A Note on D&O Insurance

Directors and Officers (D&O) liability insurance is worth reviewing in light of NIS2's personal liability provisions. As personal liability for cybersecurity failures becomes more concrete, D&O policies may need to be updated to address potential cybersecurity-related personal liability claims. Consult your insurance broker for guidance.

The Cultural Shift: From IT Problem to Business Risk

The deepest impact of NIS2's management accountability provisions may be cultural. The most successful organizations will be those that genuinely internalize cybersecurity as a business risk to be managed at the highest level — not a compliance box to be checked.

This means:

  • Cybersecurity is discussed at the same level of seriousness as financial risk, legal risk, and reputational risk
  • Investment decisions on cybersecurity are made with the same rigor as other significant capital expenditures
  • The "tone from the top" on security is clear, consistent, and credible

Organizations that achieve this cultural shift will not only be better positioned for NIS2 compliance — they will be genuinely more secure and more resilient.

Conclusion

NIS2's management accountability provisions are a watershed moment for cybersecurity governance in Portugal and across the EU. Boards and executives who continue to treat cybersecurity as a purely technical domain run serious risks — financial, professional, and reputational.

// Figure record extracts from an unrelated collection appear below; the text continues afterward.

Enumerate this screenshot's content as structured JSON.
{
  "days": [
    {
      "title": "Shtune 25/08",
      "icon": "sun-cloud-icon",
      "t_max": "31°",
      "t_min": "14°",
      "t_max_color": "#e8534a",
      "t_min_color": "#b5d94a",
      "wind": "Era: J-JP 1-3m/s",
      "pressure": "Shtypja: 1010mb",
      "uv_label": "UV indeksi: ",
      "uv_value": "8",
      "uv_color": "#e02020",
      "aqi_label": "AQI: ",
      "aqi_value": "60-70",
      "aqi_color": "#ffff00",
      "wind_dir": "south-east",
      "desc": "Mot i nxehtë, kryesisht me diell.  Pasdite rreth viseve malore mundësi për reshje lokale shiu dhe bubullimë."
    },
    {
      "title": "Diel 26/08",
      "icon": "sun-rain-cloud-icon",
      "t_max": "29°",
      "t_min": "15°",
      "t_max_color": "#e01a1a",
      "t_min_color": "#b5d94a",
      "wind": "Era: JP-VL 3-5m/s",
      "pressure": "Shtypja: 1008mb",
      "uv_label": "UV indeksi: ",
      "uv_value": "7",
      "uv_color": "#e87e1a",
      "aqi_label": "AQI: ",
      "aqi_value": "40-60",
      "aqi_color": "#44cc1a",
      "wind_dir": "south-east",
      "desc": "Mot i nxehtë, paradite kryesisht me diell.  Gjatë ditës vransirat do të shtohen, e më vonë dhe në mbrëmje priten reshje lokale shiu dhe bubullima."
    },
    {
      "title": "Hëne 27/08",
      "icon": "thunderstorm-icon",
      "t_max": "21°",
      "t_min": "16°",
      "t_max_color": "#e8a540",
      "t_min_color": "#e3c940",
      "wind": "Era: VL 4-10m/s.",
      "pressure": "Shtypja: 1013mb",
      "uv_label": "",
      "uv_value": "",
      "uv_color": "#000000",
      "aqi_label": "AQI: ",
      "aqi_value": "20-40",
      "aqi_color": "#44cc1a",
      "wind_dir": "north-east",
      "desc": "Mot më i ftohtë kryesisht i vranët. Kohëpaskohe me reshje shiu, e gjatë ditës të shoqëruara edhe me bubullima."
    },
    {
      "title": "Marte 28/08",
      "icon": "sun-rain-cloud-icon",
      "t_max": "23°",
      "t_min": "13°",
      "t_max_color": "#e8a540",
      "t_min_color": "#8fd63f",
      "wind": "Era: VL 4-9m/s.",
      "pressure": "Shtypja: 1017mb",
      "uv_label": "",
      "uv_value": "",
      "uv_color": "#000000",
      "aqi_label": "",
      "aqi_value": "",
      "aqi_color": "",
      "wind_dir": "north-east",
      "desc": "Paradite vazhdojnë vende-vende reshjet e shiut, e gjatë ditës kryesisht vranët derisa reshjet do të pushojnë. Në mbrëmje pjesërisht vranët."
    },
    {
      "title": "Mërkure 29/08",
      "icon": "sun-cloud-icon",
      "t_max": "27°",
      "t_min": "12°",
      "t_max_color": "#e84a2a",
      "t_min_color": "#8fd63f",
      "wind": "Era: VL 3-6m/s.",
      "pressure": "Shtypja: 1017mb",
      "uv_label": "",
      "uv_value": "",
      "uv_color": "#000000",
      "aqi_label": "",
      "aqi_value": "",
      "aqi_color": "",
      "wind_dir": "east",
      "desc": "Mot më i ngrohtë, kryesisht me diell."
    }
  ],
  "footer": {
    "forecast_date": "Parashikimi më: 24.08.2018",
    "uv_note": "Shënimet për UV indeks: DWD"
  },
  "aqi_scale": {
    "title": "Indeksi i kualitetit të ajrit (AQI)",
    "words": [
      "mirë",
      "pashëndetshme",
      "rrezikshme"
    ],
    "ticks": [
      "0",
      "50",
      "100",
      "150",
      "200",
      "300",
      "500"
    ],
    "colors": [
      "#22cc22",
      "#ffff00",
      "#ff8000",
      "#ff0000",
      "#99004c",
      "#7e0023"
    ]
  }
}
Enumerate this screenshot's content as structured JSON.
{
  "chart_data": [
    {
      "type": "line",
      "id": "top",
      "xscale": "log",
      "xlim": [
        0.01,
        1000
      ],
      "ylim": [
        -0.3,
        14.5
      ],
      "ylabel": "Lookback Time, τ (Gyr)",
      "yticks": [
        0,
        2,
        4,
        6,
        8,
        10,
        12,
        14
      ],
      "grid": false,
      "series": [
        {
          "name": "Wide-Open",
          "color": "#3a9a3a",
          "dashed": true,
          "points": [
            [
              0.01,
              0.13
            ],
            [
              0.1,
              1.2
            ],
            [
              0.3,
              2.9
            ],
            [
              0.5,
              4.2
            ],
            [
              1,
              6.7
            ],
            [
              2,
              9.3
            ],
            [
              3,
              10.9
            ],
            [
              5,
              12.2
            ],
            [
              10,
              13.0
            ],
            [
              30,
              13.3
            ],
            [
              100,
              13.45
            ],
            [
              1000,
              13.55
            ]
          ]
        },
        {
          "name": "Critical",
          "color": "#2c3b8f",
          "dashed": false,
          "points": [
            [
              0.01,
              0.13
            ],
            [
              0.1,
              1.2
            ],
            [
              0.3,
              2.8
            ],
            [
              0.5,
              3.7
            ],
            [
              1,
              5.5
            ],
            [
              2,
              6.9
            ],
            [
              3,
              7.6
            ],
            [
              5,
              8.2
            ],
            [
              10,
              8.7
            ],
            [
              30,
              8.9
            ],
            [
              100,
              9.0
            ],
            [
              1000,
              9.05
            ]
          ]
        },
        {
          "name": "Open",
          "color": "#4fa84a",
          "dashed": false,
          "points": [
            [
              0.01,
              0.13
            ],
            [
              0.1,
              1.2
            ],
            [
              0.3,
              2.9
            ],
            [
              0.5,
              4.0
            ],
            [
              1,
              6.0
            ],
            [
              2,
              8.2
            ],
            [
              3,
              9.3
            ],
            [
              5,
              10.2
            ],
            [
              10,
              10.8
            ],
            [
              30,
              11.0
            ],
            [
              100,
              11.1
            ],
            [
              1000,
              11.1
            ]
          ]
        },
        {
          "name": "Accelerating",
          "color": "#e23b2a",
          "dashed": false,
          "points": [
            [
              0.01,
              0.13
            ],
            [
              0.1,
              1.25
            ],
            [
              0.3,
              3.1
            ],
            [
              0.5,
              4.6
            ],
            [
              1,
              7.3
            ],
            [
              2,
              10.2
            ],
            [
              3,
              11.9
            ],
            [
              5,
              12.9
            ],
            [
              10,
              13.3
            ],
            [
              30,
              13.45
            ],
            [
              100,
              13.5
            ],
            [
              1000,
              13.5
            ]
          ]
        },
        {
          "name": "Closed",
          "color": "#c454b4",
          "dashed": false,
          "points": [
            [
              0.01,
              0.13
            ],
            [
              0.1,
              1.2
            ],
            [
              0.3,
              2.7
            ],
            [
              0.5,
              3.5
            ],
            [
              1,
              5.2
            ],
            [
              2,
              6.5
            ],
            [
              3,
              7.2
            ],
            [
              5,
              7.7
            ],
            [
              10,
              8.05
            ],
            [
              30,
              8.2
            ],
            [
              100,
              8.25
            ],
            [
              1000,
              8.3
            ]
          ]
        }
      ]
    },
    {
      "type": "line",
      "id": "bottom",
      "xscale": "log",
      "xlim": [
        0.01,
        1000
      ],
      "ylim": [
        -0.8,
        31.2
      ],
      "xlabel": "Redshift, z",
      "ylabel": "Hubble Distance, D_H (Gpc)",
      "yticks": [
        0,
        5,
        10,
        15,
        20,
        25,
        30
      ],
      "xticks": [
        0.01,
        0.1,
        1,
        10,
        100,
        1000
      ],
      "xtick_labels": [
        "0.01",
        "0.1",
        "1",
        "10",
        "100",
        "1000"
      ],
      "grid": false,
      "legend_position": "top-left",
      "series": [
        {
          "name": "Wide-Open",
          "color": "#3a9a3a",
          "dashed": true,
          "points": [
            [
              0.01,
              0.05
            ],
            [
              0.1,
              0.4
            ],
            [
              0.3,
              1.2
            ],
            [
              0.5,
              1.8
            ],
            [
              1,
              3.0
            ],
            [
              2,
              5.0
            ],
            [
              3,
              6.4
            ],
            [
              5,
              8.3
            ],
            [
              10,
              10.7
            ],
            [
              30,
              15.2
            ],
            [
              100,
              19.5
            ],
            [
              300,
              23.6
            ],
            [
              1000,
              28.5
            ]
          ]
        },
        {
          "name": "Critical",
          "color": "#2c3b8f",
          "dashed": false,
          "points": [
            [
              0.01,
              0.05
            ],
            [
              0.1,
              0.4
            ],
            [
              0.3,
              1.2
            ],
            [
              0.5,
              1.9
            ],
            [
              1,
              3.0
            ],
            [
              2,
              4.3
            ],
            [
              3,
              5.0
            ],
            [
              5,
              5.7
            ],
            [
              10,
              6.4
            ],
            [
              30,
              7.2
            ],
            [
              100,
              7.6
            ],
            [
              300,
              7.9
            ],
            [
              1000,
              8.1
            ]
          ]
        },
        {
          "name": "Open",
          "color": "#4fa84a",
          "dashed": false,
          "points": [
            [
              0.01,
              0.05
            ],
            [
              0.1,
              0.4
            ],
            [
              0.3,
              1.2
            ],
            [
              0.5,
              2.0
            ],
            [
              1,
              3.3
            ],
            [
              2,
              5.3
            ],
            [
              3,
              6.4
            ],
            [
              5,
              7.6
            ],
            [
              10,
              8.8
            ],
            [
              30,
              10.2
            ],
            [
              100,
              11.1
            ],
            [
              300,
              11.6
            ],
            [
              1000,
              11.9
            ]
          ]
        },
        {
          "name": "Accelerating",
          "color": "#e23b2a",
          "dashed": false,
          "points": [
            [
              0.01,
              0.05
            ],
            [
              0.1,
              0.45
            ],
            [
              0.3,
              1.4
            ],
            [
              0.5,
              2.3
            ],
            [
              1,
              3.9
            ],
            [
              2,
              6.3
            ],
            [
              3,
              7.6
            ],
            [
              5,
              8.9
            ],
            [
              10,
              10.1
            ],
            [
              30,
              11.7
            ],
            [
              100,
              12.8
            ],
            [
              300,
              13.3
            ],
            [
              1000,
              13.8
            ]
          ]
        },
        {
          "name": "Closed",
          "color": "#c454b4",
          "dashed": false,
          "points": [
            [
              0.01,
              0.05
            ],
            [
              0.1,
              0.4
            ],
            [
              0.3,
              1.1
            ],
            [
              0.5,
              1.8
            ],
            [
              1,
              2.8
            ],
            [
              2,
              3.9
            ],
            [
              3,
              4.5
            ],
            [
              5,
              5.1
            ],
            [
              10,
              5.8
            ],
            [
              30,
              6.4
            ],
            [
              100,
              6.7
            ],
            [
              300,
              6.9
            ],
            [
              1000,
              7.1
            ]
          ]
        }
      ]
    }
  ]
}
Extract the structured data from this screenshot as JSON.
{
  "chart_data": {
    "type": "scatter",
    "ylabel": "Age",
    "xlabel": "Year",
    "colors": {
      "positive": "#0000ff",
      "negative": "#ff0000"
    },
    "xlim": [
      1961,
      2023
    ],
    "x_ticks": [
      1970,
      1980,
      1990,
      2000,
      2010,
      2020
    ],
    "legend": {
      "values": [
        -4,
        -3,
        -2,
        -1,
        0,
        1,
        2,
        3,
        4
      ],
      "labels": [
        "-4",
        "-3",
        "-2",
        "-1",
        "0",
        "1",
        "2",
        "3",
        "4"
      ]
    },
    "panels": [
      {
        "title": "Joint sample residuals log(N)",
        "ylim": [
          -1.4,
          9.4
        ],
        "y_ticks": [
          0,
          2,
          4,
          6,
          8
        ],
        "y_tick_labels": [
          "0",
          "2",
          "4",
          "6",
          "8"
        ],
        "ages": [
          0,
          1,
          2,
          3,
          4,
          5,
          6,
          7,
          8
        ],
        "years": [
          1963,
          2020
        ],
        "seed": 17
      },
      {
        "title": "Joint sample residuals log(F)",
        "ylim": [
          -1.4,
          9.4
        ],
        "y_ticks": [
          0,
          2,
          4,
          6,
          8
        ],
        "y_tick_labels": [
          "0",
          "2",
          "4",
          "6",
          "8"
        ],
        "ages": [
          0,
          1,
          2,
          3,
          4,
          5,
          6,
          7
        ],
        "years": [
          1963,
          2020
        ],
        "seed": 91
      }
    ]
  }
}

The message is clear: cybersecurity is now a board-level responsibility, and the law reflects that. Start by understanding your organization's NIS2 classification with our free assessment tool and then bring the results to your next board meeting.

Note:

This article is for informational purposes only and does not constitute legal advice. Consult qualified legal and cybersecurity professionals for organization-specific guidance.